Thanks to the support of our donors, we developed a program that enables herders to implement ecologically-sound grazing and wildlife protection plans in order to receive ‘Sustainable Cashmere’ certification. The program provides monitoring/proof for certification, and buyers pay above-market premiums for certified cashmere, increasing earnings and incentives for herders.
We successfully piloted this program in three villages in northern India involving135 herders last year. Learning from this pilot will help us improve and expand the model within India. Our ultimate goal is to also introduce it in China and Mongolia—two of the world’s largest cashmere producers. If this program is successful, it could have huge potential for shifting the cashmere industry to being more sustainable.
With your support, the Snow Leopard Enterprises handicraft program expanded in Kyrgyzstan, Mongolia, Pakistan and India. This program empowers women in snow leopard habitat to earn extra income, and have greater voice and engagement in conservation. In Kyrgyzstan, earnings from the program have been high enough for communities to stop aiding illegal hunters and poachers, and rely on conservation-based income instead. In 2017, 400 women from 37 communities participated in Snow Leopard Enterprises earning, on average, between $100-$300 in extra income.
In Pakistan, you made it possible for more than 3,000 households to take part in a ‘snow leopard-friendly livestock vaccination program’ and vaccinate over 60,000 livestock. Data show that livestock mortality to disease drops by more than 50% in participating villages. This helps communities buffer against livestock depredation and build tolerance for the cats.
Education—Building the next generation of conservationists
Your support made popular eco-camps possible in India and Mongolia, reaching 310 children. Eco-camps create positive attitudes towards wildlife among school children. In Mongolia, we invited 10 new children and their teachers from a potential expansion region called Sevrei. The Sevrei teachers loved the experience so much that they are now using parts of the curriculum at their school.

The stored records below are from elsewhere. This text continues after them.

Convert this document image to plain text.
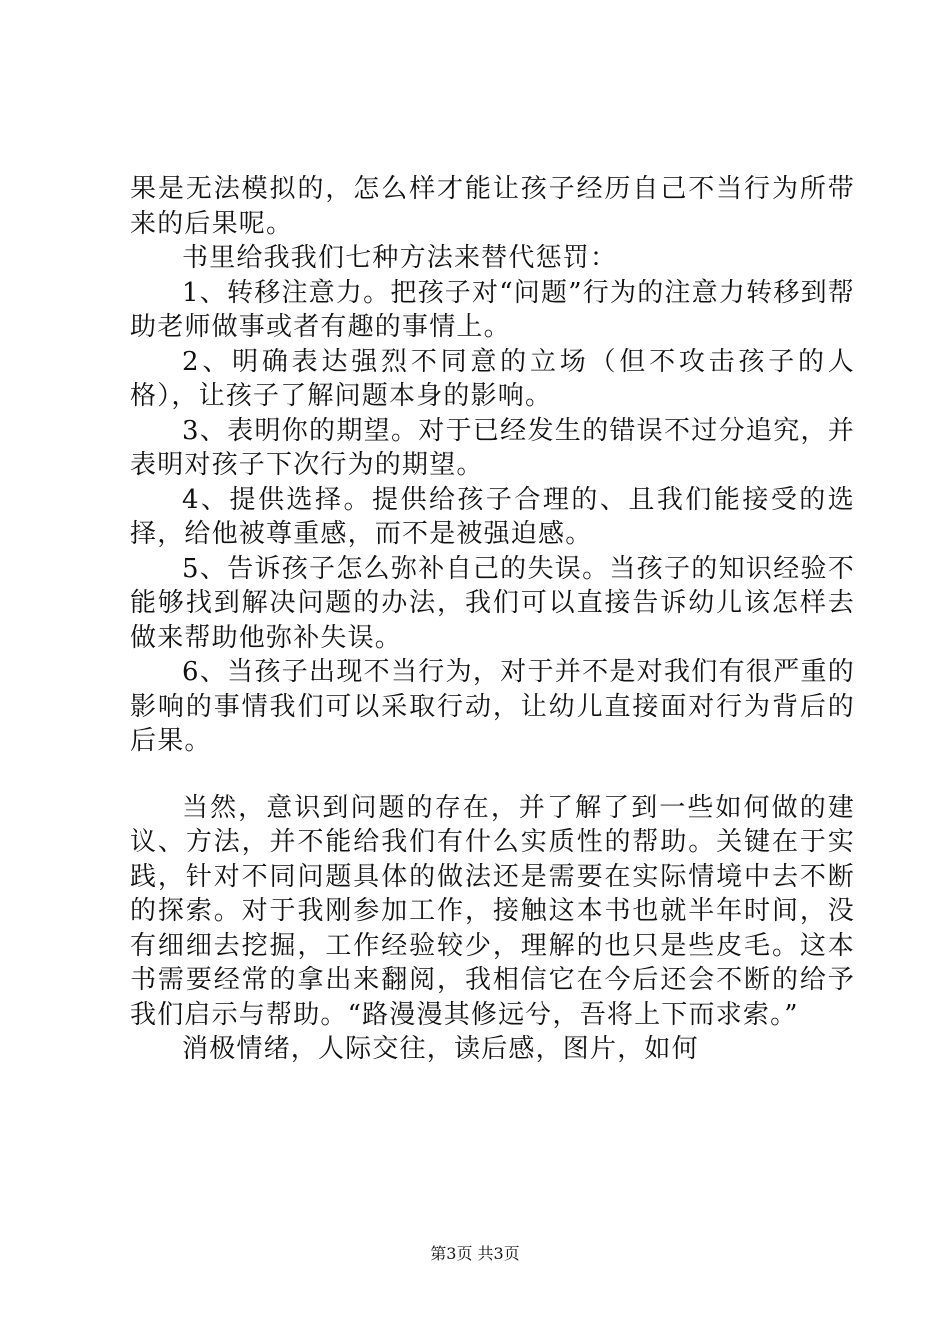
果是无法模拟的，怎么样才能让孩子经历自己不当行为所带来的后果呢。

书里给我我们七种方法来替代惩罚：

1、转移注意力。把孩子对“问题”行为的注意力转移到帮助老师做事或者有趣的事情上。

2、明确表达强烈不同意的立场（但不攻击孩子的人格），让孩子了解问题本身的影响。

3、表明你的期望。对于已经发生的错误不过分追究，并表明对孩子下次行为的期望。

4、提供选择。提供给孩子合理的、且我们能接受的选择，给他被尊重感，而不是被强迫感。

5、告诉孩子怎么弥补自己的失误。当孩子的知识经验不能够找到解决问题的办法，我们可以直接告诉幼儿该怎样去做来帮助他弥补失误。

6、当孩子出现不当行为，对于并不是对我们有很严重的影响的事情我们可以采取行动，让幼儿直接面对行为背后的后果。

当然，意识到问题的存在，并了解了到一些如何做的建议、方法，并不能给我们有什么实质性的帮助。关键在于实践，针对不同问题具体的做法还是需要在实际情境中去不断的探索。对于我刚参加工作，接触这本书也就半年时间，没有细细去挖掘，工作经验较少，理解的也只是些皮毛。这本书需要经常的拿出来翻阅，我相信它在今后还会不断的给予我们启示与帮助。“路漫漫其修远兮，吾将上下而求索。”

消极情绪，人际交往，读后感，图片，如何

第3页 共3页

In India and Pakistan, roughly 1,900 children participated in Himalayan Nature Clubs that we help run in rural schools. In India, club leaders completed two environmental education activities: a discussion on “Humans and Wildlife: Conflict or Coexistence?”, and a new one to build love of nature through birdwatching. In Pakistan, Nature Club children received copies of a new comic book called “Why Make the Snow Leopard an Enemy.” Written in Urdu for a wide audience, the book is available for all Nature Club participants and is also being distributed to schools nationwide.